Earl Stone è un anziano floricoltore dell’Illinois, che dopo una vita di premi e prestigio, tutti conquistati a scapito della sua vita famigliare, si ritrova impoverito e solo: soltanto la nipote Ginny continua a difenderlo e a cercare di reintrodurlo in famiglia, contro il parere della nonna e della madre, rispettivamente moglie e figlia di Earl. Quando gli si presenta l’occasione di un lavoro facile, che richiede solo la sua abilità di guida prudente, l’uomo accetta: scopre tardi di essere stato ingaggiato da un cartello messicano di trafficanti di droga, ma, compresa la possibilità di guadagnare cifre esorbitanti, con cui può riscattarsi presso la sua famiglia, Earl si mette in strada e percorre su e giù gli Stati Uniti, guadagnandosi il soprannome di Tata e il favore di alcuni colleghi. A Chicago, intanto, Colin Bates è deciso a mantenere il suo prestigio di agente della DEA, indagando sui cartelli locali e sul misterioso corriere che infrange ogni record di trasporto di droga.

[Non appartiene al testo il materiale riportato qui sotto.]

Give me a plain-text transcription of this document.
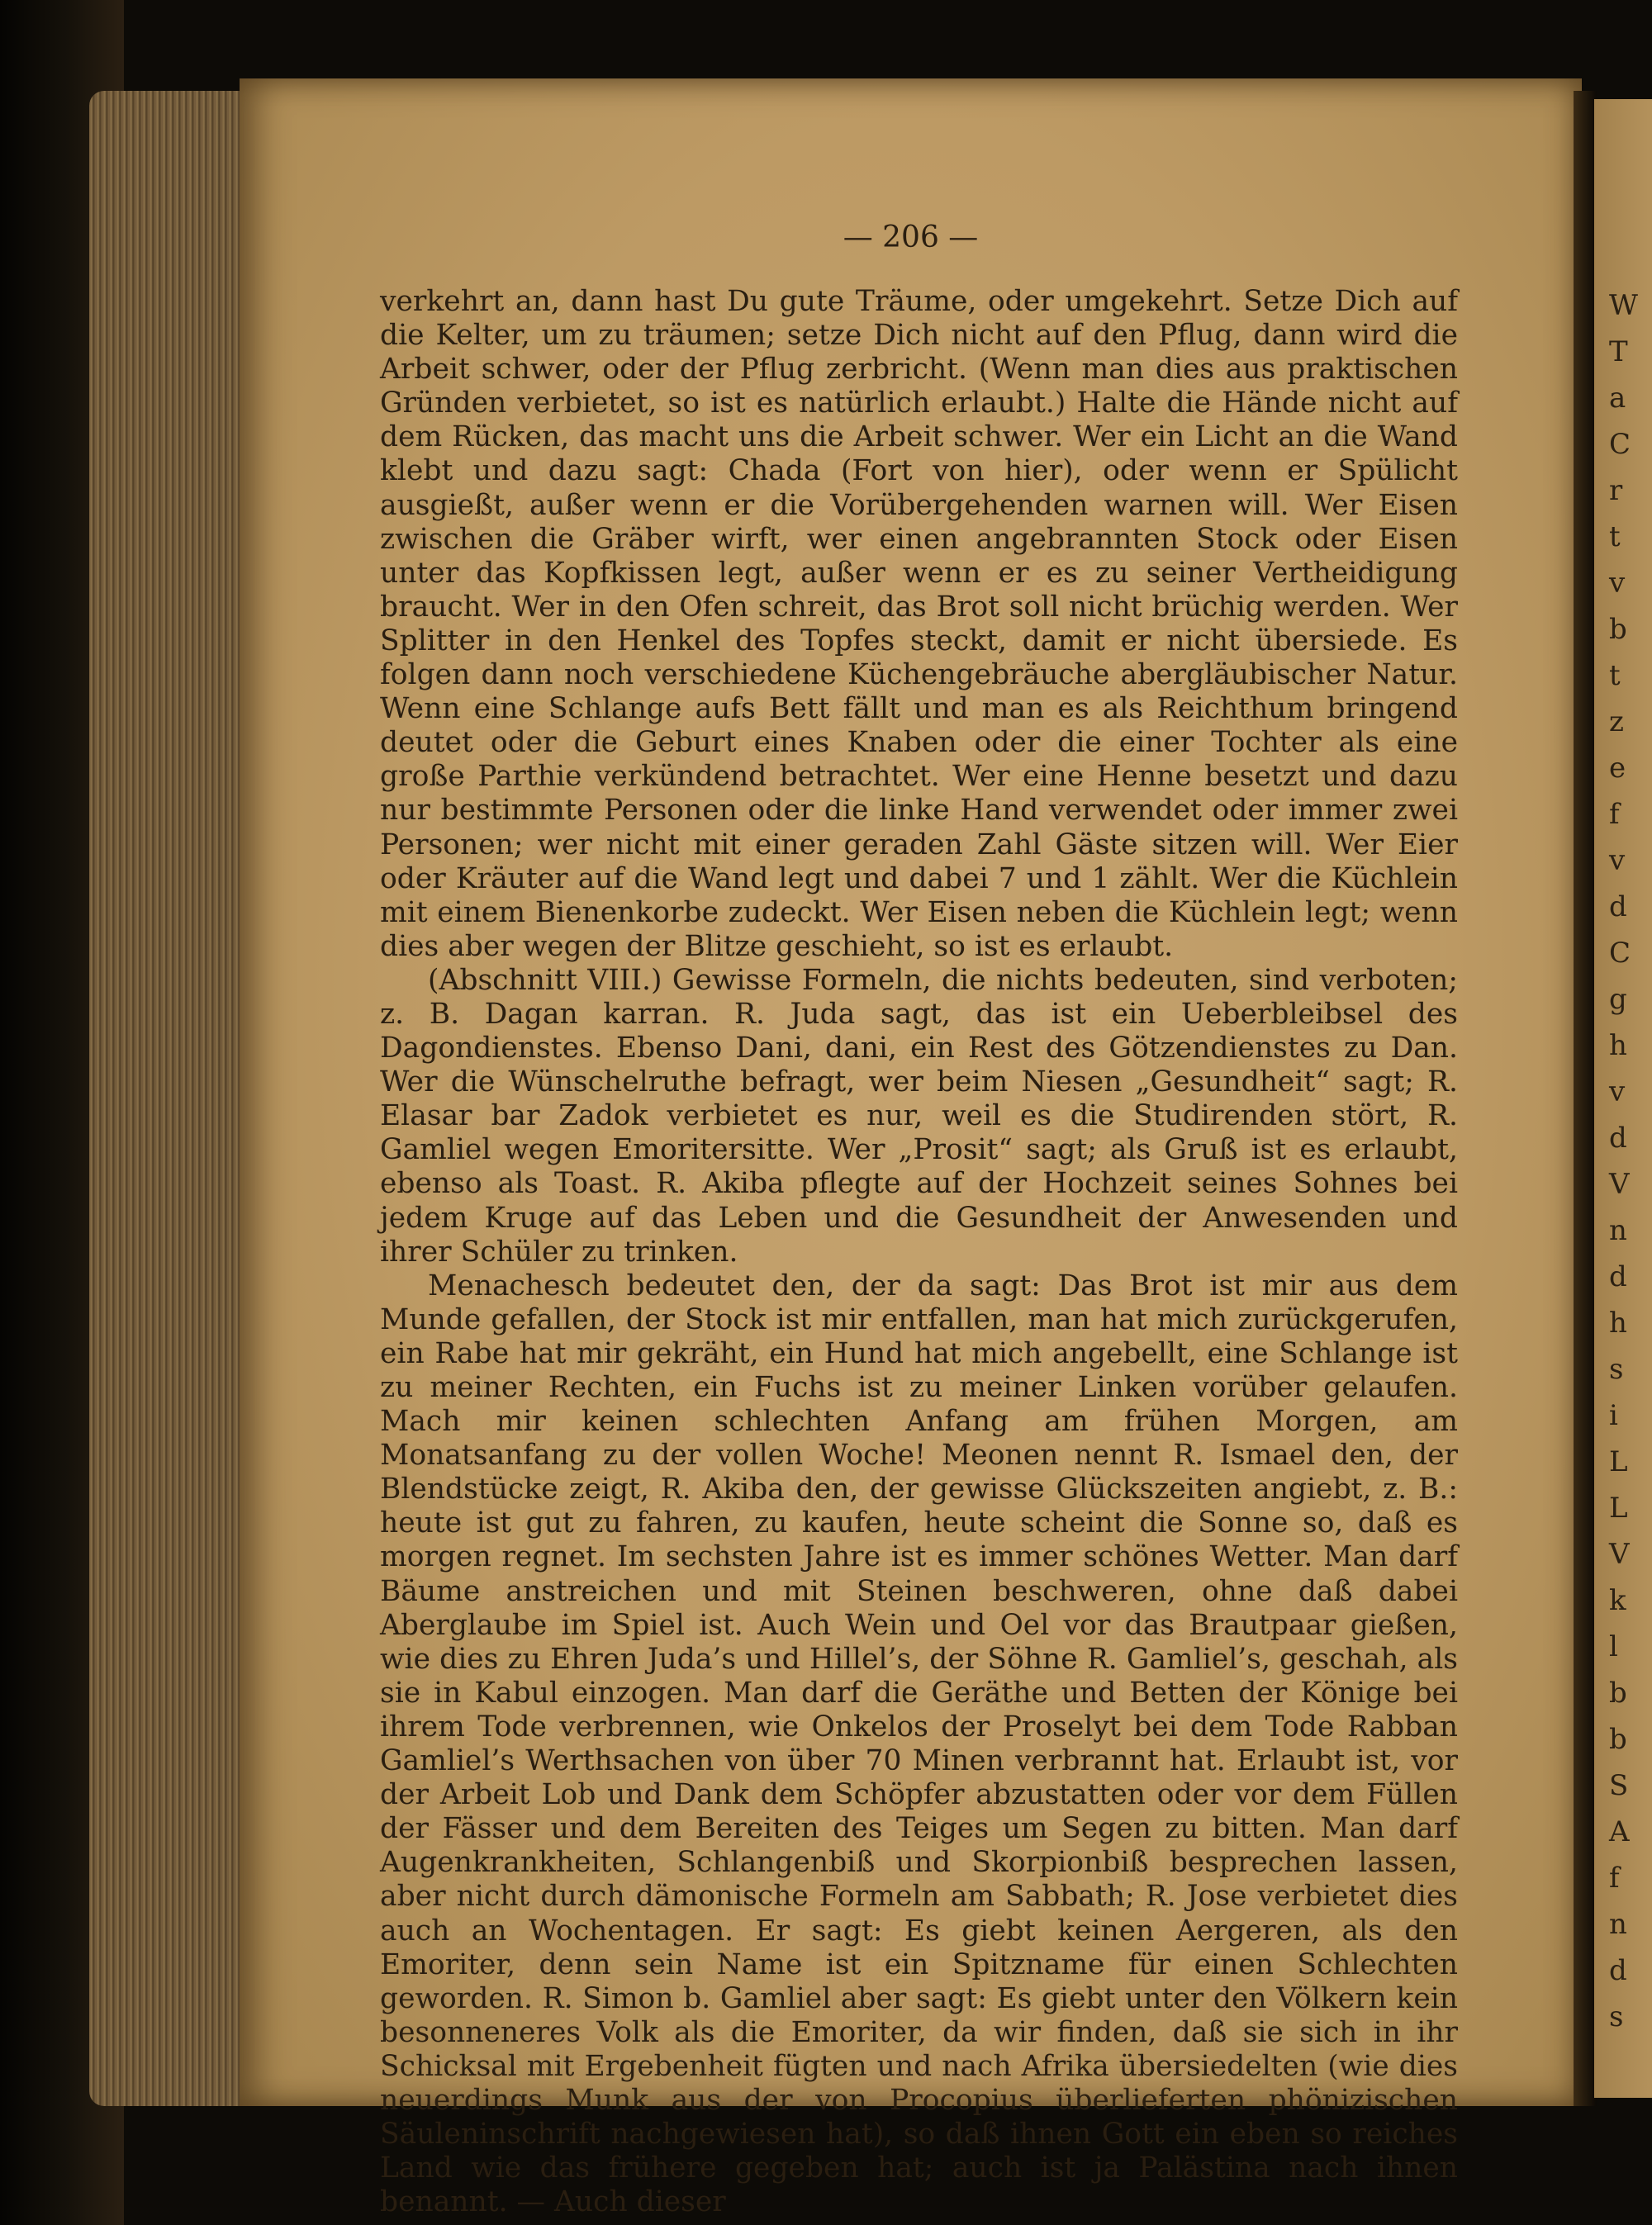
— 206 —

verkehrt an, dann hast Du gute Träume, oder umgekehrt. Setze Dich auf die Kelter, um zu träumen; setze Dich nicht auf den Pflug, dann wird die Arbeit schwer, oder der Pflug zerbricht. (Wenn man dies aus praktischen Gründen verbietet, so ist es natürlich erlaubt.) Halte die Hände nicht auf dem Rücken, das macht uns die Arbeit schwer. Wer ein Licht an die Wand klebt und dazu sagt: Chada (Fort von hier), oder wenn er Spülicht ausgießt, außer wenn er die Vorübergehenden warnen will. Wer Eisen zwischen die Gräber wirft, wer einen angebrannten Stock oder Eisen unter das Kopfkissen legt, außer wenn er es zu seiner Vertheidigung braucht. Wer in den Ofen schreit, das Brot soll nicht brüchig werden. Wer Splitter in den Henkel des Topfes steckt, damit er nicht übersiede. Es folgen dann noch verschiedene Küchengebräuche abergläubischer Natur. Wenn eine Schlange aufs Bett fällt und man es als Reichthum bringend deutet oder die Geburt eines Knaben oder die einer Tochter als eine große Parthie verkündend betrachtet. Wer eine Henne besetzt und dazu nur bestimmte Personen oder die linke Hand verwendet oder immer zwei Personen; wer nicht mit einer geraden Zahl Gäste sitzen will. Wer Eier oder Kräuter auf die Wand legt und dabei 7 und 1 zählt. Wer die Küchlein mit einem Bienenkorbe zudeckt. Wer Eisen neben die Küchlein legt; wenn dies aber wegen der Blitze geschieht, so ist es erlaubt.

(Abschnitt VIII.) Gewisse Formeln, die nichts bedeuten, sind verboten; z. B. Dagan karran. R. Juda sagt, das ist ein Ueberbleibsel des Dagondienstes. Ebenso Dani, dani, ein Rest des Götzendienstes zu Dan. Wer die Wünschelruthe befragt, wer beim Niesen „Gesundheit“ sagt; R. Elasar bar Zadok verbietet es nur, weil es die Studirenden stört, R. Gamliel wegen Emoritersitte. Wer „Prosit“ sagt; als Gruß ist es erlaubt, ebenso als Toast. R. Akiba pflegte auf der Hochzeit seines Sohnes bei jedem Kruge auf das Leben und die Gesundheit der Anwesenden und ihrer Schüler zu trinken.

Menachesch bedeutet den, der da sagt: Das Brot ist mir aus dem Munde gefallen, der Stock ist mir entfallen, man hat mich zurückgerufen, ein Rabe hat mir gekräht, ein Hund hat mich angebellt, eine Schlange ist zu meiner Rechten, ein Fuchs ist zu meiner Linken vorüber gelaufen. Mach mir keinen schlechten Anfang am frühen Morgen, am Monatsanfang zu der vollen Woche! Meonen nennt R. Ismael den, der Blendstücke zeigt, R. Akiba den, der gewisse Glückszeiten angiebt, z. B.: heute ist gut zu fahren, zu kaufen, heute scheint die Sonne so, daß es morgen regnet. Im sechsten Jahre ist es immer schönes Wetter. Man darf Bäume anstreichen und mit Steinen beschweren, ohne daß dabei Aberglaube im Spiel ist. Auch Wein und Oel vor das Brautpaar gießen, wie dies zu Ehren Juda’s und Hillel’s, der Söhne R. Gamliel’s, geschah, als sie in Kabul einzogen. Man darf die Geräthe und Betten der Könige bei ihrem Tode verbrennen, wie Onkelos der Proselyt bei dem Tode Rabban Gamliel’s Werthsachen von über 70 Minen verbrannt hat. Erlaubt ist, vor der Arbeit Lob und Dank dem Schöpfer abzustatten oder vor dem Füllen der Fässer und dem Bereiten des Teiges um Segen zu bitten. Man darf Augenkrankheiten, Schlangenbiß und Skorpionbiß besprechen lassen, aber nicht durch dämonische Formeln am Sabbath; R. Jose verbietet dies auch an Wochentagen. Er sagt: Es giebt keinen Aergeren, als den Emoriter, denn sein Name ist ein Spitzname für einen Schlechten geworden. R. Simon b. Gamliel aber sagt: Es giebt unter den Völkern kein besonneneres Volk als die Emoriter, da wir finden, daß sie sich in ihr Schicksal mit Ergebenheit fügten und nach Afrika übersiedelten (wie dies neuerdings Munk aus der von Procopius überlieferten phönizischen Säuleninschrift nachgewiesen hat), so daß ihnen Gott ein eben so reiches Land wie das frühere gegeben hat; auch ist ja Palästina nach ihnen benannt. — Auch dieser

W
T
a
C
r
t
v
b
t
z
e
f
v
d
C
g
h
v
d
V
n
d
h
s
i
L
L
V
k
l
b
b
S
A
f
n
d
s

Detesto i film western, quindi mi sono avvicinata a Clint Eastwood tardi, ma comunque con buone pellicole: dopo Gran Torino, ho un ottimo ricordo di American Sniper. Ecco, Il Corriere è il suo fratello minore: per me è impossibile non riconoscere la vena repubblicana del regista, che, anche in quest’ultimo lavoro, parte da una storia vera e tratteggia un personaggio duro, quasi cattivo, che nonostante le numerose ombre riesce a farsi amare (o quantomeno apprezzare) dal pubblico. Earl Stone è affascinante, ma è anche un uomo egoista, che vuole sempre avere ragione, che si redime troppo tardi e che incarna l’elettore repubblicano medio, attaccato agli stereotipi e alle buone credenze sugli Stati Uniti. Eppure, nonostante questo, nonostante la vicenda amara tratteggiata nel film, il protagonista riesce a farsi benvolere, dai colleghi narcotrafficanti e dallo spettatore, che si lascia ammorbidire dalle tristezze della vita, si sposta un po’ più in zona grigia dal nero dove pensava di rimanere, e riesce infine a provare tenerezza per Earl, per il caro, vecchio, Clint.

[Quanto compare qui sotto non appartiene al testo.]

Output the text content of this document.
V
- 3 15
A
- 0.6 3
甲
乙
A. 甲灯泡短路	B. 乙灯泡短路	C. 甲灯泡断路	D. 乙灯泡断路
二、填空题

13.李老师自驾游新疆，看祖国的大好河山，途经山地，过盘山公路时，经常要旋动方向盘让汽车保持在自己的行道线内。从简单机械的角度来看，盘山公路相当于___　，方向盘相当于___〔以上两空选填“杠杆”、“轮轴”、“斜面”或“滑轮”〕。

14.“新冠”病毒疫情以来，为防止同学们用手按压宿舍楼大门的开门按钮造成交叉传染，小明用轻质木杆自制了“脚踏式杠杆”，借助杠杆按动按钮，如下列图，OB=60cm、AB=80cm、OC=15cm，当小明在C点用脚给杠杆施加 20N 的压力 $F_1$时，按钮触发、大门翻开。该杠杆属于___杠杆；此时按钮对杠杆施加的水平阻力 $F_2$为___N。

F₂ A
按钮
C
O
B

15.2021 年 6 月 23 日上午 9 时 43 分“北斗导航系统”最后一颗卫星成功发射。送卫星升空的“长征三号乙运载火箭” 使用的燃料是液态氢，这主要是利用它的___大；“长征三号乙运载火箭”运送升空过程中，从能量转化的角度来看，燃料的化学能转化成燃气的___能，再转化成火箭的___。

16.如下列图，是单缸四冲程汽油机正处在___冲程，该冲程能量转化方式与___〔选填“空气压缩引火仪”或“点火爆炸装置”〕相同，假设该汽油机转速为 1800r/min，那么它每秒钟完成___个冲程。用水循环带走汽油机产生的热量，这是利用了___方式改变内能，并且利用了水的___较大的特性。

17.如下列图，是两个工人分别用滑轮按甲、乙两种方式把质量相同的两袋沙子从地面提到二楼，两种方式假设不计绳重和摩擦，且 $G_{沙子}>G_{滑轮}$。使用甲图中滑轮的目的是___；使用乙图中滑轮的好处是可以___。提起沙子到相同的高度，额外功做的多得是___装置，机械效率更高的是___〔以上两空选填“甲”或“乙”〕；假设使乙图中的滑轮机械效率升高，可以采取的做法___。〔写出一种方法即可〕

Anche Il Corriere termina con un finale aperto, che delude un po’, lasciando diversi interrogativi ma, tuttavia, facendo alzare dalla poltroncina con un senso di comprensione, di compiutezza, perché, alla fine, è tutto andato come doveva andare, il cerchio si è chiuso: e qui mi fermo, per evitare odiosi spoiler. L’ho solo menzionato finora, ma anche Bradley Cooper, interprete dell’agente Bates, merita un applauso, per essersi discostato dai suoi personaggi tormentati e avere interpretato un clichè vivente, il poliziotto troppo legato al lavoro, senza cadere nella banalità e nel già detto. Ho apprezzato la scelta di non legarlo visivamente a una donna, e anche la sua connessione con il protagonista, nonostante l’ovvietà.
Clint non delude. Non questa volta, neanche se avete scoperto dell’esistenza del film per caso, neanche per il finale aperto: quindi andate a comprare i popcorn e preparatevi anche a ridere, a godervi l’umorismo sui miei amati yankee. Poco importa se del Midwest, a me questi statunitensi piacciono tutti.